We observed that mode of delivery showed a variation in the rate of neonatal mortality. Instrumental mode of delivery is also identified as a risk factor for neonatal mortality [30]. It gives a clue as there is fetus suffocation, early rupture of membrane and environmental contamination with nosocomial infections during delivery [26]. On the other hand, it is also reported that cesarean mode of delivery had a protective effect on the risk of neonatal mortality [25]. This finding is consistent with the study done in Brazil [36]. It might be related to the use of timely decisions rather than waiting for vaginal delivery. Delivering by cesarean section reduces the risk of death and complications that can come due to prolonged labor [25]. On the contrary, it is reported that the cesarean section had increased neonatal mortality which could have resulted from the delay in decision making during prolonged labor, poor quality of operation procedure and its prohibition effect on early breastfeeding initiation [30, 25, 32].
Delayed breastfeeding after 1 hour of birth results in a higher risk of neonatal mortality compared to their counterpart [25, 31]. This indicates the sub-optimal practice of early initiation of breastfeeding despite its great importance in the reduction of neonate death. It is also important to consider the neonates who are sick that might not be able to suck breast milk as compared to a healthier one [25].

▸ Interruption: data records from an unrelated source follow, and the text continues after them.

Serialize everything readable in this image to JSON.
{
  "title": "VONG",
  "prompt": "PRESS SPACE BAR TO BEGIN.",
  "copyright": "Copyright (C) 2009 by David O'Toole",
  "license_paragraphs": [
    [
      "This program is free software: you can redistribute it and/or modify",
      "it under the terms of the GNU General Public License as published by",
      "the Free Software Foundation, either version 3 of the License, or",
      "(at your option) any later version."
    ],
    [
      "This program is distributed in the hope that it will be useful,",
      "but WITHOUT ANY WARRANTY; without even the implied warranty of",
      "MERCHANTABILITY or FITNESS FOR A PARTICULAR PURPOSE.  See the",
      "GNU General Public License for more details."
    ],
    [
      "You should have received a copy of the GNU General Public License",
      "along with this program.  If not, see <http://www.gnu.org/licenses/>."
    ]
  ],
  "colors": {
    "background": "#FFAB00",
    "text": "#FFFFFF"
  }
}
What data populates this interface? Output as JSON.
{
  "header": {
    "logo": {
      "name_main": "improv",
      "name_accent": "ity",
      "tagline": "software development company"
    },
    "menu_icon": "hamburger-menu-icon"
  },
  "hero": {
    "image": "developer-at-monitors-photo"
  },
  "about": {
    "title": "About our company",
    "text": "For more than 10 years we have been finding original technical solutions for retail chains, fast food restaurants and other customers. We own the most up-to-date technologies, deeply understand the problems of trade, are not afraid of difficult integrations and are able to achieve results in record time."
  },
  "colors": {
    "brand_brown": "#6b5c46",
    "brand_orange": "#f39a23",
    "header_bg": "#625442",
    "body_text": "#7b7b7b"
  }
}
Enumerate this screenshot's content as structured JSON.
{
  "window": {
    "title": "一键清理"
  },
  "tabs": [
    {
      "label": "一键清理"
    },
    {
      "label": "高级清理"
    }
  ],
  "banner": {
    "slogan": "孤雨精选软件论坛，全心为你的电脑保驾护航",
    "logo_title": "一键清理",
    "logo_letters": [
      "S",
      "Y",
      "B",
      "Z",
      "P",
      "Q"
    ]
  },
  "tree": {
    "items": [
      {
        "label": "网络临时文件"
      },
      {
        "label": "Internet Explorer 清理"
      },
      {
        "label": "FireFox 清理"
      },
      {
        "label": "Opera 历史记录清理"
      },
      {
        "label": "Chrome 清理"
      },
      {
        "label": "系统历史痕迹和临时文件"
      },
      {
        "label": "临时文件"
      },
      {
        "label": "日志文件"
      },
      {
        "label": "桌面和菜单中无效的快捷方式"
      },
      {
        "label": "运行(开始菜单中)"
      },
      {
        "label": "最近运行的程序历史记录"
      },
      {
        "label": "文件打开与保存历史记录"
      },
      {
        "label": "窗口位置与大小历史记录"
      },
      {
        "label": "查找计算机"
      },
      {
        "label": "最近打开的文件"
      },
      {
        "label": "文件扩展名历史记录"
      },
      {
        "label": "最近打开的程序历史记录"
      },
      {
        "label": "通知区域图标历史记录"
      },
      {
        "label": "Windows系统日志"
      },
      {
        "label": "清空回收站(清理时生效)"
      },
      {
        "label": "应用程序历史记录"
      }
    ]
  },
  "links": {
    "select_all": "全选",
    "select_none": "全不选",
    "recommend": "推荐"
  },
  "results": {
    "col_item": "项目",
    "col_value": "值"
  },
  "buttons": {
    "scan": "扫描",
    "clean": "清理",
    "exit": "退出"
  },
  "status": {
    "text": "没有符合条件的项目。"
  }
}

Neonates born from mothers who had no ANC visit are more likely to die compared to neonates born from mothers who have ANC follow up [30, 26, 25, 31]. ANC visit saves the lives of babies by early detection and management of the problems related to the pregnancy by promoting and establishing good health [25, 31].
The current systematic review and meta-analysis are the first of its kind to be conducted at the NICU hospitals of Ethiopia to assess the burden and determinant factors associated with neonatal mortality in Ethiopia. The information obtained may improve knowledge on the cause of neonatal mortality at NICU so as to reduce neonatal mortality rates in Ethiopia. But the inclusion of only English language articles in the review is a limitation. Moreover, all the studies are based on facility-based records that are subject to information bias.